Columbia Choice Program Terminated January 9, 2012 Email This Story Copyright 2010-12 Energy Choice Matters
The Maryland PSC has eliminated the choice program at Columbia Gas of Maryland, citing low participation which makes cost recovery of certain choice compliance costs impractical.
"[T]he Commission finds that the Company has too few customers enrolled in the Choice program to make it economically viable when funded through a purchase of receivables ('POR') discount rate, as the Commission's long-standing policy requires," the PSC said.
Transportation programs for larger volume customers will continue.
As only reported by Matters, Columbia Gas proposed ending the choice program after the PSC denied cost recovery for various COMAR 20.59 compliance costs through base rates. Such costs include implementation of Purchase of Receivables, XML transactions for supplier-LDC communication, and other choice enhancements.
Columbia Gas has only 32,739 delivery customers, of which only 772 (approximately 2%) take service under the choice program.
To date, Columbia has spent $255,031 on COMAR 20.59 compliance, and estimated that it would cost an additional $162,844 to finish implementation including POR.
As the PSC will not allow such costs to be recovered in base rates, recovering these costs only from customers participating in choice would require a POR discount rate of approximately 35%, or a cost of approximately $15–20 per month per customer participating in choice.
Although four retail suppliers (IGS Energy, MXenergy, Maryland Gas and Electric (U.S. Gas & Electric), and Washington Gas Energy Services) had offered to pay for $160,000 of the compliance costs, even with the contribution, "the Choice program will still not be economically cost-effective in the Company's service territory given the low customer enrollment and supplier presence," the PSC said.
"On this record, the Commission is not persuaded that the Choice program is workable for the Company's customers at this particular juncture. The Commission is not willing to deviate on these facts from the important principle of requiring suppliers to internalize the cost of Choice implementation. Where a Choice program can't be funded on reasonable terms through an appropriate POR discount rate, the Commission is not willing to impose costs on the Company's entire customer base through distribution rates, solely for the purpose of keeping a possibility of supplier choice available," the PSC continued.
"If the economics of customer choice change in the Company's service territory, the Commission urges the Company to re-examine the program and reapply," the PSC said.
The Commission granted Columbia related waivers from the requirements of COMAR 20.59 in connection with the cessation of choice, and Columbia will be allowed to recover compliance costs actually incurred through July 6, 2011. In other words, Columbia expended $255,031 on a program which is now terminated, and customers will be forced to pay such costs intended to enhance a now-terminated program.
The PSC also directed Columbia to file by February 15, 2012, "a transition plan to move customers currently in the Choice program back to the Company's customer base."

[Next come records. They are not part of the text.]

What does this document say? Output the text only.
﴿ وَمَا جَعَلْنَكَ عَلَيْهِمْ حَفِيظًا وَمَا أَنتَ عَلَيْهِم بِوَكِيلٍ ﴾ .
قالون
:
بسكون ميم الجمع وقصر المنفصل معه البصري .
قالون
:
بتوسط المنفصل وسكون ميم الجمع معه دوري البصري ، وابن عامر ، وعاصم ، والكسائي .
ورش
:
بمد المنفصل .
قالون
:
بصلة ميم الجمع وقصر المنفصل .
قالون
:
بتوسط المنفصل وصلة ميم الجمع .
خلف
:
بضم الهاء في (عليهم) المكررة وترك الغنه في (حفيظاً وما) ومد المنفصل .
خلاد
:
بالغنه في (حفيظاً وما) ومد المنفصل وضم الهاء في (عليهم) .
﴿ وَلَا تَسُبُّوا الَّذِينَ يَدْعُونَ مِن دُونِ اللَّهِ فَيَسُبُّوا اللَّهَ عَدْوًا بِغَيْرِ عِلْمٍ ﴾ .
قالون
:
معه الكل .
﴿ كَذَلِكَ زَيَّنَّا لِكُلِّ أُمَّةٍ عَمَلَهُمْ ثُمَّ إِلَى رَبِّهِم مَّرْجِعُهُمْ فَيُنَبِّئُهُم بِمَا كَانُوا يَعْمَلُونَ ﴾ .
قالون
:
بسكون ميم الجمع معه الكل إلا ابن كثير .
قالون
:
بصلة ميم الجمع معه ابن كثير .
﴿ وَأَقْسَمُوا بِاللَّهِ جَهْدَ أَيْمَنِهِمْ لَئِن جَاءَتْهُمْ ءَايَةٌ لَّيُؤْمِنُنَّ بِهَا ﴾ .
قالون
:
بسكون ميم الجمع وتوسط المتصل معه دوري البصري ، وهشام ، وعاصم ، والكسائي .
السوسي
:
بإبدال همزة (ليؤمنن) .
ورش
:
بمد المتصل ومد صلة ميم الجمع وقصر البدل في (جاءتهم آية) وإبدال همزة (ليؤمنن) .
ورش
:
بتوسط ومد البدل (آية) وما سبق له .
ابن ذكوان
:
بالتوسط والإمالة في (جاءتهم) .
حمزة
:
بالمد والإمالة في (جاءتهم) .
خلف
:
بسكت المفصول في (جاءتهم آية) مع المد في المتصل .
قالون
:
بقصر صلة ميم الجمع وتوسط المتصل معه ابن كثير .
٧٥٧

Under Columbia's original proposal, choice would cease for residential customers, but it would provide an apparently one-time opportunity for non-residential customers currently taking choice service (and otherwise ineligible for transportation service) to move to the gas transportation program (see 3/30).
Under this original proposal, for small non-residential customers on the choice tariff wishing to continue competitive supply, Columbia would install daily metering equipment to permit such customers to take transportation service, and suppliers could "move" these non-residential customers to transportation service.